The technology involves the creation of nanometer sized holes in silicon based chips and then drawing strands of DNA through them. The key rests with forcing the strand to move through slowly enough for accurate reading and sequencing. In this case researchers have developed a device that utilizes the interaction of discrete charges along the backbone of a DNA molecule with a modulated electric field to trap the DNA in the nanopore. By turning these so named ‘gate voltages’ on and off scientists expect to be able to slow and manipulate the DNA through the nanopore at a readable rate. The effort combines the work of experts in nanofabrication, biology, physics and microelectronics.

A clarifying cross-section of this transistor technology has been simulated on the Blue Gene supercomputer. It shows a single-stranded DNA moving in the midst of (invisible) water molecules through the nanopore.

No matter how long it takes for the technology to become a cost-effective reality, it will be a true game-changer when achieved. While researchers express both optimism and caution on the timing, there is one inevitable result for which keen observers in related fields are preparing. When peoples’ individual genetic codes can be economically deciphered and stored, the amount of data generated will be massive. The consequent demands on data storage, mining and analytics will in turn generate their own new challenges.
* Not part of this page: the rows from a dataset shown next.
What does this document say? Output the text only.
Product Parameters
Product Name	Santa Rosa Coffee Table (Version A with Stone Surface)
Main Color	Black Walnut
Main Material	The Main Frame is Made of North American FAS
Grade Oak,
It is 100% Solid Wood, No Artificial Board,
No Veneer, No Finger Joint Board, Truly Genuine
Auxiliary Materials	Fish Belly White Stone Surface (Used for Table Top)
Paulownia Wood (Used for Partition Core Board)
Using the huge influx of new data to make more informed life science decisions is a key, long-range benefit of the current research efforts in sequencing technology. In health science alone revolutionary new approaches are expected to allow:

  • Early detection of genetic predisposition to diseases
  • Customized medicines and treatments.
  • New tools to assess the application of gene therapy
  • The emergence of DNA based personal health care

An equally critical benefit is the potential cost savings expected when sequencing technology, data storage and advanced predictive analytics combine allowing truly preventive medicine to take its place as the new foundation of health care.
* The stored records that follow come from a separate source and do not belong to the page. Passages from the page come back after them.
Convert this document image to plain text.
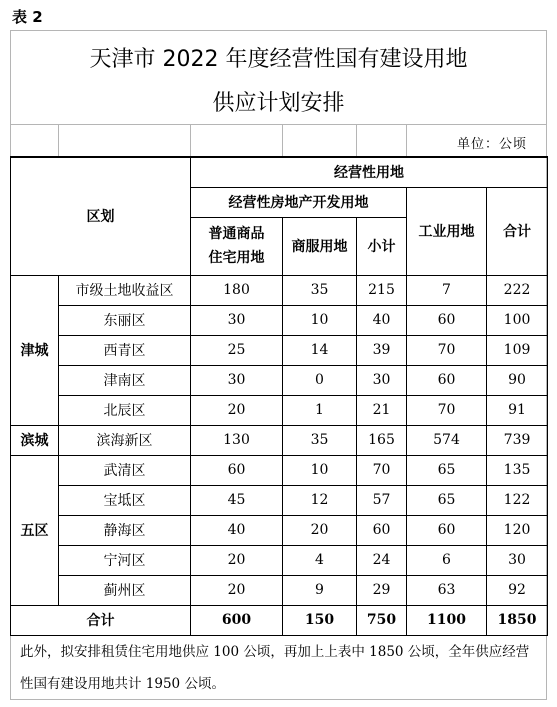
表 2
天津市 2022 年度经营性国有建设用地
供应计划安排
单位：公顷
区划		经营性用地				
		经营性房地产开发用地			工业用地	合计

		普通商品
住宅用地	商服用地	小计		
津城	市级土地收益区	180	35	215	7	222
	东丽区	30	10	40	60	100
	西青区	25	14	39	70	109
	津南区	30	0	30	60	90
	北辰区	20	1	21	70	91
滨城	滨海新区	130	35	165	574	739
五区	武清区	60	10	70	65	135
	宝坻区	45	12	57	65	122
	静海区	40	20	60	60	120
	宁河区	20	4	24	6	30
	蓟州区	20	9	29	63	92
合计		600	150	750	1100	1850
此外，拟安排租赁住宅用地供应 100 公顷，再加上上表中 1850 公顷，全年供应经营性国有建设用地共计 1950 公顷。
A recent article in the WSJ once again highlights the steadily growing list of applications for predictive analytics in health/life science. This time the goal is identifying patients likely to stop their medication regimen before they do so.

According to a report from the nonprofit New England Healthcare Institute, an estimated one half to one-third of Americans don’t take their medications as prescribed by their doctors…contributing to about $290 billion a year in avoidable medical spending including excess hospitalization.

Is it any wonder with that level of cost at stake along just one vector in health care science that the demand for the best in predictive analytics is becoming more and more critical?

Significant cost savings across the entire spectrum of health care science, as well as more individualized service options for patients, are expected as inevitable results of the steady powering-up now seen in predictive analytics. There are many opportunities to review the positive results in applied case studies. These provide just a glimpse at the successes ahead.

Take for instance the results of SSPS technology and software at Texas Health Services, where the challenge was to limit health care costs without reducing the quality of service provided to patients. As Texas Health Services relates:

 

“With IBM SPSS Statistics Base, Texas Health Resources has greatly enhanced its ability to support its process-improvement initiative. Today, it not only detects process variations, but can determine the underlying causes such as a sicker-than-normal patient population.”


Data quality was improved while data mining costs were reduced by 50 percent.

These high yield results make it clear why developments in predictive analytics have become so worthy of front and center news for so many segments of the health care industry.  Other endeavors are focused on identifying those individuals most likely to develop specific illnesses such as develop diabetes or cancer. Ingenix, a unit of United Health Group, and a customer of Netezza, has already successfully launched an effort to mine and analyze the underlying risk factors in patient data before an illness develops or advances.

As health care science, quality patient care and advancing medical technology struggle with cost factors, the value of predictive analytics in lowering costs increases exponentially.